Nina Esquerdo is majoring in Fisheries, Wildlife, and Conservation Biology with a concentration on wildlife. Living in North Carolina all her life brought her close to nature and the environment. It wasn’t until she began volunteering at a local aquarium that her passion for wildlife and conservation began to flourish. Soon after, Nina also began to volunteer at a wildlife rehabilitation center. Here she realized the strong impacts humans have on animals, whether it be bad or good. Coming to this realization, she decided she wanted to make a difference in wildlife conservation. Nina hopes to one day contribute to scientific research as a wildlife biologist to create a positive impact on the environment. Not only that, but Nina also hopes to encourage diversity in the science community. Being a young Hispanic woman, Nina hopes to encourage more people from different backgrounds, races, and ethnicities to be more comfortable and confident in entering environmental and conservation related fields.

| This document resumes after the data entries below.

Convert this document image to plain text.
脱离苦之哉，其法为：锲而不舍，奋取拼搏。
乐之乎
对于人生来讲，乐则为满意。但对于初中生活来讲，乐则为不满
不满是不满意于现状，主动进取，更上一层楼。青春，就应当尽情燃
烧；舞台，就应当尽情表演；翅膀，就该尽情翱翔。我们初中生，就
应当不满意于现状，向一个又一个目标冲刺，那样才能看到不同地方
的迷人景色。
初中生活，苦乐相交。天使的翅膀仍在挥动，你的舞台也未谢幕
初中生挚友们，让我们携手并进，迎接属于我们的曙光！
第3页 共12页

EmmaLee Hovander is majoring in zoology with a veterinary medicine intent. Growing up, she admired and discovered that she wanted to emulate her aunt, a practice-owning veterinarian. EmmaLee is from Greensboro, North Carolina, where she has volunteered with the SPCA of the Triad and has worked at an animal hospital. During the school months in Raleigh, she works for an ecology lab at NCSU. While she pursues veterinary education, EmmaLee is interested in learning as much about the world around her as possible. She wants to make an impact on the world as she learns more about it. EmmaLee also loves interdisciplinary fields and has a strong interest in the arts and literature— which she hopes to incorporate in her future career.